Então, agora é um momento em que eu escrevo de uma forma diferente… Diferente por que falo mais coisas que o normal e principalmente porque de certa forma eu ajo diferente do habitual.

Enfim, acordei as 12, meio dia, e a fome era tanta que tive insônia. Sendo assim, não foi possível resguardar a fome e fiquei em casa matutando o que eu poderia fazer para ficar tranqüilo. Como sempre é uma situação delicada, o demônio nos cutuca, fala em nossa mente e sempre diz coisas que vão além da nossa consciência.

– Mata ele.

– Mata aquele advogado de merda que defende aquele vagabundo.

– Não me segura, deixa eu fazer o que sempre te digo, não se segura…

Bendito vício, maldita atração que nos impede de viver em paz com os humanos. Fazendo algo bom e normal e que não nos traga dor de cabeça. (suspiro)

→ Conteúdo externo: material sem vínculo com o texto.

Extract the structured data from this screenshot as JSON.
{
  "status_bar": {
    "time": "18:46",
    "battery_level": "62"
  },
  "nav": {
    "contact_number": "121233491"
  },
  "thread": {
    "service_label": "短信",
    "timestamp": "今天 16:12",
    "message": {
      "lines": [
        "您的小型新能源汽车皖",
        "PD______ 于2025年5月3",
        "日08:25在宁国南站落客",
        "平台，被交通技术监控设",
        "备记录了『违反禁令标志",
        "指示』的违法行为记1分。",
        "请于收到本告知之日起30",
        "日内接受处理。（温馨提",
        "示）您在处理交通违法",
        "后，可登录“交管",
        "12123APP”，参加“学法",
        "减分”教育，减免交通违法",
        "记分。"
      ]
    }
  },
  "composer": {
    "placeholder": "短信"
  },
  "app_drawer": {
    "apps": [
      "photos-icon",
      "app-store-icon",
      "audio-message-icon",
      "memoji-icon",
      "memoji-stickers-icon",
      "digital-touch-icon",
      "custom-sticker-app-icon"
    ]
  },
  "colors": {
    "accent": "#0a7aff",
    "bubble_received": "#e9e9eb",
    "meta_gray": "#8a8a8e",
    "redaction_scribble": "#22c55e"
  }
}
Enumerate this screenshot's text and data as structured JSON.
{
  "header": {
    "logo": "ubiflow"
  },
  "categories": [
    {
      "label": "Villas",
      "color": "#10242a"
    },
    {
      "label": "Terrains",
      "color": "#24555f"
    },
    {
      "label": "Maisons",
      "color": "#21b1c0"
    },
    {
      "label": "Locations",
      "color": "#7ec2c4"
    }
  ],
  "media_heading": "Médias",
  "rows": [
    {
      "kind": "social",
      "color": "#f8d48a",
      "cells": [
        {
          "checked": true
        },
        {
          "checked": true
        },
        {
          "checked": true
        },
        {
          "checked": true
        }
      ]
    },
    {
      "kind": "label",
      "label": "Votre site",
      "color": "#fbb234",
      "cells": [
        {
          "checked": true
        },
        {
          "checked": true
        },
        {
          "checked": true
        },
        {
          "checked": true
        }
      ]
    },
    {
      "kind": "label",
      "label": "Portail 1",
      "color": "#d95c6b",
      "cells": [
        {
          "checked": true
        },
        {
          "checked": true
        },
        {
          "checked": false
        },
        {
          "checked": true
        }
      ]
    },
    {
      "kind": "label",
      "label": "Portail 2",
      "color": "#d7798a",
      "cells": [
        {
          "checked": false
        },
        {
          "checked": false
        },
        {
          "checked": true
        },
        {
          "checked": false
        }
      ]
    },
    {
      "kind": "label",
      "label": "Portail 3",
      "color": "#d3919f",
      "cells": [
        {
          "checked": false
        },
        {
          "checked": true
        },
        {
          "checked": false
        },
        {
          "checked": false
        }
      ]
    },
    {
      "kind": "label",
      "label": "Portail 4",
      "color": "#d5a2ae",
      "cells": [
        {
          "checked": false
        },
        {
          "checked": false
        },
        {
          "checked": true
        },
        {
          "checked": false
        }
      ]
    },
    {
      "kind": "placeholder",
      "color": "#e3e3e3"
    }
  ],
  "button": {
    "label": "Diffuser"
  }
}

Ronco forte, barulho e pneus arrastando no chão. O perfume da borracha queimada e a fumaça deram um aspecto sombrio ao lugar. O maldito abriu a janela e rapidamente a fechou. O que será que passou na cabeça dele? Não sei, mas estouramos aquelas madeiras, pulamos em cima do que parecia ser um sofá e como um tigre que agarra sua presa sugamos a sua vida.

Fazia quase dois anos que ele não assumia o controle, mas eu precisava o deixar assumir. Tudo passou muito rápido e só me lembro dos flashes… Sangue… Sangue… Sangue…

As vezes é preciso, deixar extravasar… Dei sorte, muita sorte.